Time Period: 1846-1847
Objectives: Students will examine how for many, the Donner Party’s story struck down the myth of frontier idealism. Students will also examine the natural forces and flawed decisions that contributed to the Donner Party tragedy.
Introducing the Program
Invite students to imagine that the class has become stranded in a sudden blizzard while hiking up a mountain. Rescue is uncertain or not expected for a long time. Give students several minutes to decide on a plan for survival. Remind them that life-and-death situations often bring out the best and the worst in people in ways that are often surprising to them. Tell students that the program they will see, The Donner Party, recounts the tragic story of pioneers who were stranded in a mountain winter just short of their destination. Explain that the program traces their journey, reveals how and why the tragedy occurred, and what measures the group took to survive.
Encourage students to discuss the program and share their observations. The following questions may be used to guide discussion.
1. What reasons led James Reed and George Donner to take Hastings’ Cutoff? Why was their decision unwise?
2. What other factors contributed to the failure of their venture?
3. Was Lansford Hastings to blame for what happened to the Donner Party? How?
4. What traits did members of the Donner and Reed families possess? Support your answer with examples from the film.
5. How did people in the 1840s view the American West?

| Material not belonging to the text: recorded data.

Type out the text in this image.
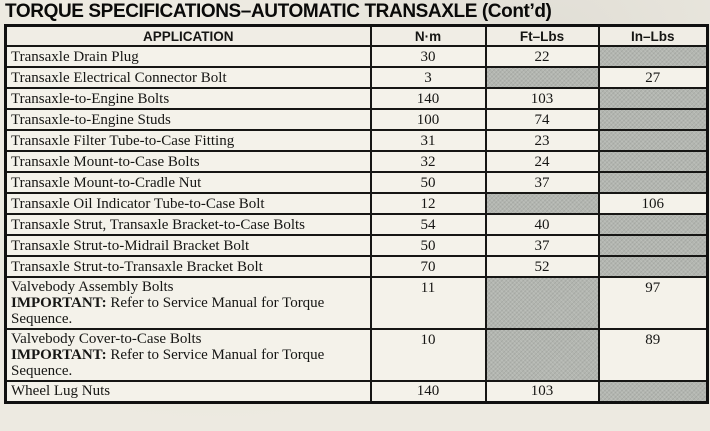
TORQUE SPECIFICATIONS–AUTOMATIC TRANSAXLE (Cont’d)
APPLICATION	N·m	Ft–Lbs	In–Lbs
Transaxle Drain Plug	30	22	
Transaxle Electrical Connector Bolt	3		27
Transaxle-to-Engine Bolts	140	103	
Transaxle-to-Engine Studs	100	74	
Transaxle Filter Tube-to-Case Fitting	31	23	
Transaxle Mount-to-Case Bolts	32	24	
Transaxle Mount-to-Cradle Nut	50	37	
Transaxle Oil Indicator Tube-to-Case Bolt	12		106
Transaxle Strut, Transaxle Bracket-to-Case Bolts	54	40	
Transaxle Strut-to-Midrail Bracket Bolt	50	37	
Transaxle Strut-to-Transaxle Bracket Bolt	70	52	

Valvebody Assembly Bolts
IMPORTANT: Refer to Service Manual for Torque Sequence.	11		97

Valvebody Cover-to-Case Bolts
IMPORTANT: Refer to Service Manual for Torque Sequence.	10		89
Wheel Lug Nuts	140	103	
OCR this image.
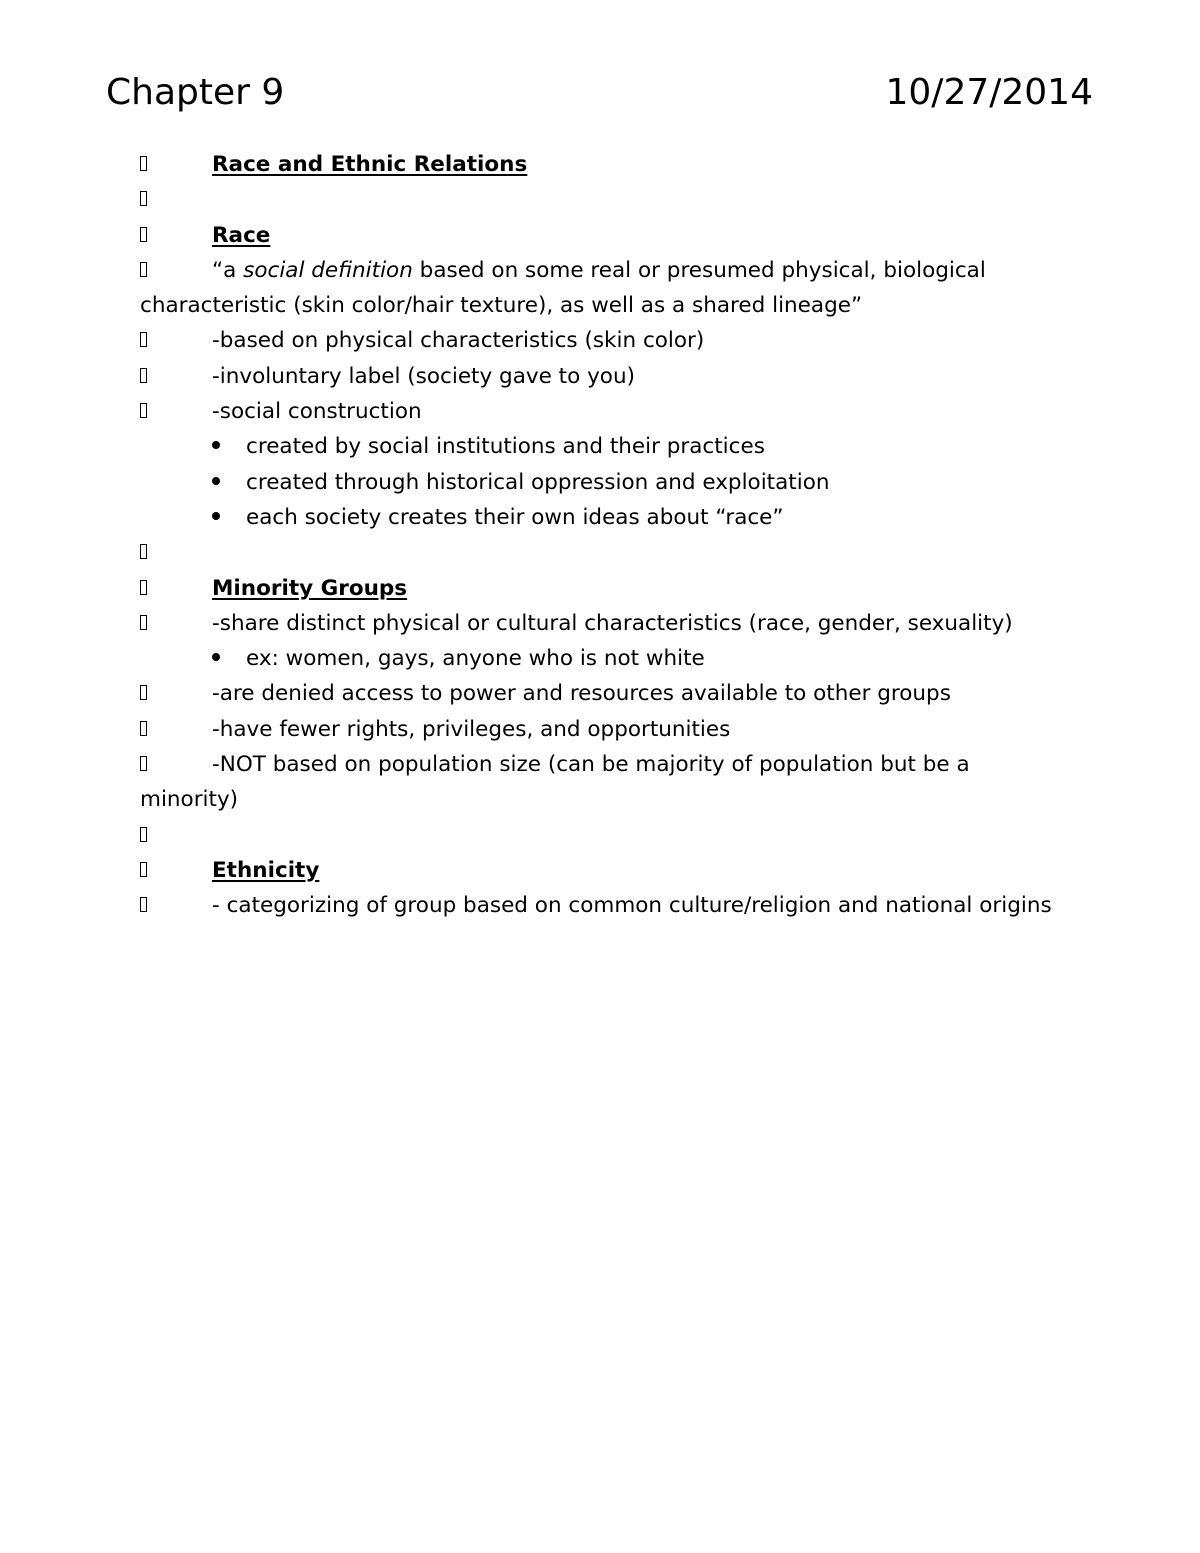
Chapter 9	10/27/2014
Race and Ethnic Relations
Race
“a social definition based on some real or presumed physical, biological characteristic (skin color/hair texture), as well as a shared lineage”
-based on physical characteristics (skin color)
-involuntary label (society gave to you)
-social construction
created by social institutions and their practices
created through historical oppression and exploitation
each society creates their own ideas about “race”
Minority Groups
-share distinct physical or cultural characteristics (race, gender, sexuality)
ex: women, gays, anyone who is not white
-are denied access to power and resources available to other groups
-have fewer rights, privileges, and opportunities
-NOT based on population size (can be majority of population but be a minority)
Ethnicity
- categorizing of group based on common culture/religion and national origins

How did the story of the Donner Party help to strike down the myth of frontier idealism?
The following activities have been designed for students to do alone, with a partner, or with a group.
1. Research and report on others such as Tabitha Brown who traveled to Oregon or California during the 1840s. Include their reasons for moving, a description of their journeys, and what they did when they reached their destinations. Share your report with your class.
2. Imagine you have been stranded along with the Donner Party. Choose a member of either the Donner or the Reed family, and write a journal entry from that person?s point of view. Read your entry to the class.
3. Today's hikers and campers often find themselves in life-threatening situations caused by the forces of nature, bad decision-making, or accidents. With a group, research what a human being must do to survive in the wilderness. Include the essential equipment that a hiker or camper must take along and use. Make a report to your class.